-Sayın Kalaşnikova, burada konuşulan mesele sizin alanınızla ilgiliydi. Buradan bir şey anladınız mı?

-Benim anlayıp anlamadığımı konuşmamdan değerlendirmenizi rica edeceğim. Turizmin geliştirilmesi hakkında olumlu kanaatinizi belirttiniz. Diğer alanlarda da teklifler geldi. Fakat turizm konusunda aynı fikre sahip olduğumuza seviniyorum.

- Burada kaç yıldır yaşıyorsunuz?

- 25 yıl.

-Neden Kırgızca selam vermeyi öğrenemediniz hala? Dünkü sunumunuza bakıldığında Kırgızca selamlaşmayı bile bilmediğinizi gördük. Ama siz Kırgızistan’da turizmi geliştirmek istiyorsunuz. Bu sizi rahatsız etmiyor mu?

-Ben Kırgızistan’ı yurtdışına tanıtmak istiyorum. Eğer dil ilk ihtiyaç ise öğrenirim.

-O zaman neden Kırgızca öğrenmeyi ilk ihtiyaç olarak görmüyorsunuz?

-Evet, ben Kırgızca öğrenmeyi ilk ihtiyacım olarak görüyorum.

-Peki, neden Kırgızca’yı hala bilmiyorsunuz? En azından çabanızı gösterebilseydiniz. Sizin sergilediğiniz tavır ve hareketlerinizi sanki belirtmeme gerek yok bu ortamda. Bu sizin için ayıp olması lazım. Sizin böyle yetkilere sahip olup, Kırgızların dili, geleneklerine saygı göstermemenizden dolayı utanmanız lazım. Bizim milletvekili olarak açık konuşmamız gerekir. Bu sizin için büyük bir eksikliktir. Ben şimdi size Kırgızca konuşmaya başlarsam, siz hiçbir şey anlayamazsınız. Bana cevap bile veremezsiniz. Ben bundan eminim. Ben bunu dünden beri gözlemliyorum. Sadece bu makamdaki bir yetkiliye yakışmadığını düşünüyorum. Siz böyleyseniz sizin yanınızdaki yetkililer nasıl olacak? Düşünmek bile istemiyorum. 
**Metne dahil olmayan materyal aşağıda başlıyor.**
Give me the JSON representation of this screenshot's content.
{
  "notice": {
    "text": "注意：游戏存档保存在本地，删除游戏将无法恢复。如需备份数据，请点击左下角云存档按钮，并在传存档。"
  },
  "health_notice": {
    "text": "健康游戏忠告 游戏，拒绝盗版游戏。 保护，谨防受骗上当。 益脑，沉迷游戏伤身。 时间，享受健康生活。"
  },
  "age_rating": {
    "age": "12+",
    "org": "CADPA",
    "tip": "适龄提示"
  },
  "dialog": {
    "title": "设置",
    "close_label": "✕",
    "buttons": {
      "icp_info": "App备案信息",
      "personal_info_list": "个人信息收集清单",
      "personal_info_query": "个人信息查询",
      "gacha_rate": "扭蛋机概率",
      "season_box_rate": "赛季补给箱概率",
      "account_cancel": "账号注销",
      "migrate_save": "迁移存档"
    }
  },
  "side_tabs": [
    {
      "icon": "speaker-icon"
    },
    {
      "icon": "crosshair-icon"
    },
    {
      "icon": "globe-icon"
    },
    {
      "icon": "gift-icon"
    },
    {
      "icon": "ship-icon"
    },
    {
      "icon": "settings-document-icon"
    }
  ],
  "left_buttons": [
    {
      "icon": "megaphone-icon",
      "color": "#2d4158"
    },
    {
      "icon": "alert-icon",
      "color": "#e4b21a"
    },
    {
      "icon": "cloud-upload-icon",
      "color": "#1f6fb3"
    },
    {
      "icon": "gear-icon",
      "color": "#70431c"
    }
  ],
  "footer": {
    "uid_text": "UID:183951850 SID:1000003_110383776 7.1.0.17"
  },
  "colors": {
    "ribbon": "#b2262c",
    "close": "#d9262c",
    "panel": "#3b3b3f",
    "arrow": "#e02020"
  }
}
Bu konuşma geçtiğimiz günlerde Kırgızistan Parlamentosu Jogorku Keneş’te yaşandı. Bu tartışma, Turizm Geliştirme ve Destekleme Fonu Başkanı Yelena Kalaşnikova ile Milletvekili Toktogul Kunduzbek Sulaymanov arasında geçti.

Yelena Kalaşnikova’nın sürekli olarak Rusça konuşması milletvekilinin haklı olarak kızmasına sebep oldu. Tartışma sırasında Sulaymanov, Kalaşnikova’nın Kırgızistan’da kaç yıl yaşadığını sorduğunda, 25 yıl yanıtını verince, “Neden Kırgızca merhaba bile demeyi bilmiyorsunuz? Bununla mı turizmi geliştirmek istiyorsunuz? Utanmıyor musunuz?” cevabını verdi.

Kırgız Meclisinde yaşanan bu olay, halkın seçtiği bir milletvekilinin verdiği yerinde bir tepkiyi ortaya koyuyor. Jogorku Keneş’te yaşanan bu tartışma, umarım örnek olur ve sadece Kırgızistan’da değil, diğer Türk Cumhuriyetleri Parlamentolarında da Türk dili dışında yapılan konuşmalar artık son bulur.

Bu durum şunu gösteriyor, Çarlık Rusya’sından bu yana ortaya koyduğu emperyal ve dayatmacı siyaset bugün de etkisini gösteriyor. Türk Cumhuriyetlerine yerleştirdiği nüfusun, üstten bakan, dayatmacı yaklaşımı yıllar geçse de hiçbir şekilde değişmiyor. Sovyetler yıkılsa dahi Rus zihniyetinde bir adım değişme yok. Hal böyle olunca, bağımsız Türk Cumhuriyetleri, kendi egemenliklerini, dillerini, kültürlerini korumak için ayağa kalktıklarında karşılarına Yelena Kalaşnikova gibi örnekler çıkıyor. Ne acıdır ki, bu yüz binlerce örnekten sadece birisi.